Deux-tiers (66 %) des agricultrices jugent leur rémunération insuffisante, et cette proportion monte même à près des trois quarts (73 %) parmi les cheffes d’exploitation. De fait, pour les agricultrices, le premier levier pour améliorer leurs conditions de travail serait une meilleure rémunération. Un besoin largement partagé par l’ensemble du monde agricole comme l’a montré la récente mobilisation des agriculteurs.
Parallèlement, concilier vie privée et vie professionnelle reste compliqué pour les agricultrices : 41 % ne sont pas satisfaites de leur équilibre vie pro-vie perso, cette proportion montant jusqu’à 52 % parmi les cheffes d’exploitation.
Malgré leur passion pour le métier, un regard morose sur le présent et l’avenir.

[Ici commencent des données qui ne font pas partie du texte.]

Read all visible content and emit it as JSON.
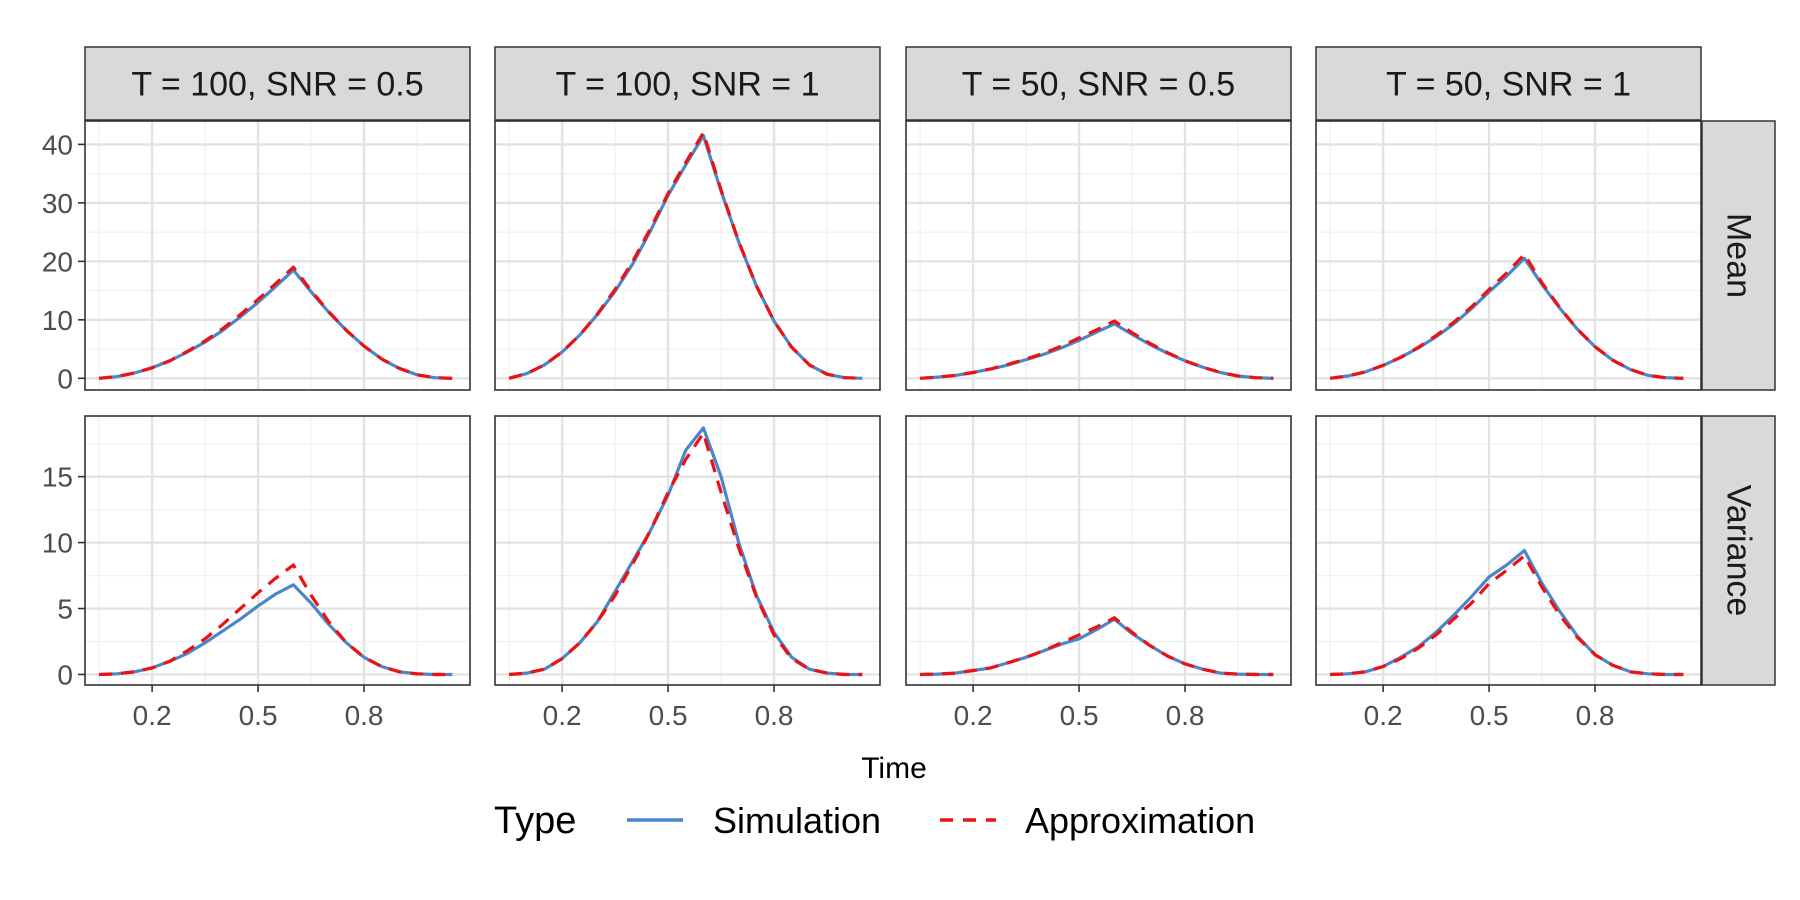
{
  "chart_data": {
    "type": "line",
    "xlabel": "Time",
    "x_ticks": [
      0.2,
      0.5,
      0.8
    ],
    "x_tick_labels": [
      "0.2",
      "0.5",
      "0.8"
    ],
    "xlim": [
      0.01,
      1.1
    ],
    "columns": [
      "T = 100, SNR = 0.5",
      "T = 100, SNR = 1",
      "T = 50, SNR = 0.5",
      "T = 50, SNR = 1"
    ],
    "rows": [
      {
        "label": "Mean",
        "ylim": [
          -2,
          44
        ],
        "y_ticks": [
          0,
          10,
          20,
          30,
          40
        ],
        "y_tick_labels": [
          "0",
          "10",
          "20",
          "30",
          "40"
        ]
      },
      {
        "label": "Variance",
        "ylim": [
          -0.8,
          19.6
        ],
        "y_ticks": [
          0,
          5,
          10,
          15
        ],
        "y_tick_labels": [
          "0",
          "5",
          "10",
          "15"
        ]
      }
    ],
    "legend": {
      "title": "Type",
      "position": "bottom",
      "entries": [
        {
          "label": "Simulation",
          "color": "#4a86c8",
          "dash": "solid"
        },
        {
          "label": "Approximation",
          "color": "#ee1111",
          "dash": "dashed"
        }
      ]
    },
    "x": [
      0.05,
      0.1,
      0.15,
      0.2,
      0.25,
      0.3,
      0.35,
      0.4,
      0.45,
      0.5,
      0.55,
      0.6,
      0.65,
      0.7,
      0.75,
      0.8,
      0.85,
      0.9,
      0.95,
      1.0,
      1.05
    ],
    "panels": [
      {
        "row": "Mean",
        "column": "T = 100, SNR = 0.5",
        "series": [
          {
            "name": "Simulation",
            "values": [
              0,
              0.3,
              0.9,
              1.8,
              3.0,
              4.5,
              6.2,
              8.2,
              10.5,
              13.0,
              15.7,
              18.5,
              14.8,
              11.3,
              8.2,
              5.5,
              3.3,
              1.7,
              0.6,
              0.1,
              0
            ]
          },
          {
            "name": "Approximation",
            "values": [
              0,
              0.3,
              0.9,
              1.8,
              3.0,
              4.6,
              6.4,
              8.5,
              10.9,
              13.5,
              16.2,
              19.0,
              15.0,
              11.4,
              8.2,
              5.5,
              3.3,
              1.7,
              0.6,
              0.1,
              0
            ]
          }
        ]
      },
      {
        "row": "Mean",
        "column": "T = 100, SNR = 1",
        "series": [
          {
            "name": "Simulation",
            "values": [
              0,
              0.8,
              2.3,
              4.5,
              7.4,
              10.9,
              14.9,
              19.6,
              25.2,
              31.3,
              36.5,
              41.5,
              32.0,
              23.3,
              15.8,
              9.8,
              5.3,
              2.3,
              0.7,
              0.1,
              0
            ]
          },
          {
            "name": "Approximation",
            "values": [
              0,
              0.8,
              2.3,
              4.5,
              7.4,
              11.0,
              15.2,
              20.0,
              25.6,
              31.6,
              36.9,
              42.0,
              32.2,
              23.4,
              15.8,
              9.8,
              5.3,
              2.3,
              0.7,
              0.1,
              0
            ]
          }
        ]
      },
      {
        "row": "Mean",
        "column": "T = 50, SNR = 0.5",
        "series": [
          {
            "name": "Simulation",
            "values": [
              0,
              0.2,
              0.5,
              1.0,
              1.6,
              2.3,
              3.2,
              4.1,
              5.2,
              6.5,
              7.9,
              9.3,
              7.5,
              5.8,
              4.3,
              3.0,
              1.9,
              1.0,
              0.4,
              0.1,
              0
            ]
          },
          {
            "name": "Approximation",
            "values": [
              0,
              0.2,
              0.5,
              1.0,
              1.6,
              2.4,
              3.3,
              4.3,
              5.5,
              6.9,
              8.3,
              9.8,
              7.8,
              6.0,
              4.4,
              3.0,
              1.9,
              1.0,
              0.4,
              0.1,
              0
            ]
          }
        ]
      },
      {
        "row": "Mean",
        "column": "T = 50, SNR = 1",
        "series": [
          {
            "name": "Simulation",
            "values": [
              0,
              0.4,
              1.1,
              2.2,
              3.6,
              5.2,
              7.1,
              9.3,
              11.9,
              14.8,
              17.5,
              20.5,
              16.0,
              12.0,
              8.4,
              5.4,
              3.1,
              1.5,
              0.5,
              0.1,
              0
            ]
          },
          {
            "name": "Approximation",
            "values": [
              0,
              0.4,
              1.1,
              2.2,
              3.6,
              5.3,
              7.3,
              9.6,
              12.2,
              15.2,
              18.0,
              21.2,
              16.3,
              12.1,
              8.4,
              5.4,
              3.1,
              1.5,
              0.5,
              0.1,
              0
            ]
          }
        ]
      },
      {
        "row": "Variance",
        "column": "T = 100, SNR = 0.5",
        "series": [
          {
            "name": "Simulation",
            "values": [
              0,
              0.05,
              0.2,
              0.5,
              1.0,
              1.6,
              2.4,
              3.3,
              4.2,
              5.2,
              6.1,
              6.8,
              5.4,
              3.8,
              2.4,
              1.3,
              0.6,
              0.2,
              0.05,
              0,
              0
            ]
          },
          {
            "name": "Approximation",
            "values": [
              0,
              0.05,
              0.2,
              0.5,
              1.0,
              1.8,
              2.7,
              3.8,
              5.0,
              6.2,
              7.3,
              8.3,
              6.0,
              4.0,
              2.4,
              1.3,
              0.6,
              0.2,
              0.05,
              0,
              0
            ]
          }
        ]
      },
      {
        "row": "Variance",
        "column": "T = 100, SNR = 1",
        "series": [
          {
            "name": "Simulation",
            "values": [
              0,
              0.1,
              0.4,
              1.2,
              2.4,
              4.0,
              6.3,
              8.6,
              10.9,
              13.6,
              17.0,
              18.7,
              15.0,
              10.0,
              6.0,
              3.2,
              1.3,
              0.4,
              0.1,
              0,
              0
            ]
          },
          {
            "name": "Approximation",
            "values": [
              0,
              0.1,
              0.4,
              1.2,
              2.4,
              4.0,
              6.0,
              8.4,
              10.9,
              13.8,
              16.3,
              18.3,
              13.8,
              9.6,
              5.9,
              3.0,
              1.2,
              0.4,
              0.1,
              0,
              0
            ]
          }
        ]
      },
      {
        "row": "Variance",
        "column": "T = 50, SNR = 0.5",
        "series": [
          {
            "name": "Simulation",
            "values": [
              0,
              0.03,
              0.1,
              0.3,
              0.5,
              0.9,
              1.3,
              1.8,
              2.3,
              2.7,
              3.4,
              4.2,
              3.1,
              2.2,
              1.4,
              0.8,
              0.4,
              0.1,
              0.03,
              0,
              0
            ]
          },
          {
            "name": "Approximation",
            "values": [
              0,
              0.03,
              0.1,
              0.3,
              0.5,
              0.9,
              1.3,
              1.8,
              2.4,
              3.0,
              3.6,
              4.3,
              3.2,
              2.2,
              1.4,
              0.8,
              0.4,
              0.1,
              0.03,
              0,
              0
            ]
          }
        ]
      },
      {
        "row": "Variance",
        "column": "T = 50, SNR = 1",
        "series": [
          {
            "name": "Simulation",
            "values": [
              0,
              0.05,
              0.2,
              0.6,
              1.3,
              2.1,
              3.2,
              4.5,
              5.9,
              7.4,
              8.3,
              9.4,
              6.9,
              4.8,
              2.9,
              1.5,
              0.7,
              0.2,
              0.05,
              0,
              0
            ]
          },
          {
            "name": "Approximation",
            "values": [
              0,
              0.05,
              0.2,
              0.6,
              1.2,
              2.0,
              3.0,
              4.2,
              5.4,
              6.9,
              7.9,
              9.0,
              6.6,
              4.5,
              2.8,
              1.5,
              0.7,
              0.2,
              0.05,
              0,
              0
            ]
          }
        ]
      }
    ]
  }
}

Quelques jours avant la mobilisation du monde agricole, les agricultrices font état d’une très grande insatisfaction sur la politique agricole actuelle en France : 9 sur 10 (89 %) s’en déclarent insatisfaites, dont 42 % très insatisfaites.
Et elles craignent d’ailleurs que cela ne s’arrange pas vraiment avec le temps : 80 % portent un regard pessimiste sur l’avenir du secteur.
Dans ces conditions, même si la très grande majorité (81 %) des femmes du monde agricole ont l’intention de travailler dans le secteur jusqu’à leur retraite, leur volonté de transmission est émoussée : seule une sur deux encouragerait ses enfants – garçon comme fille - à y travailler.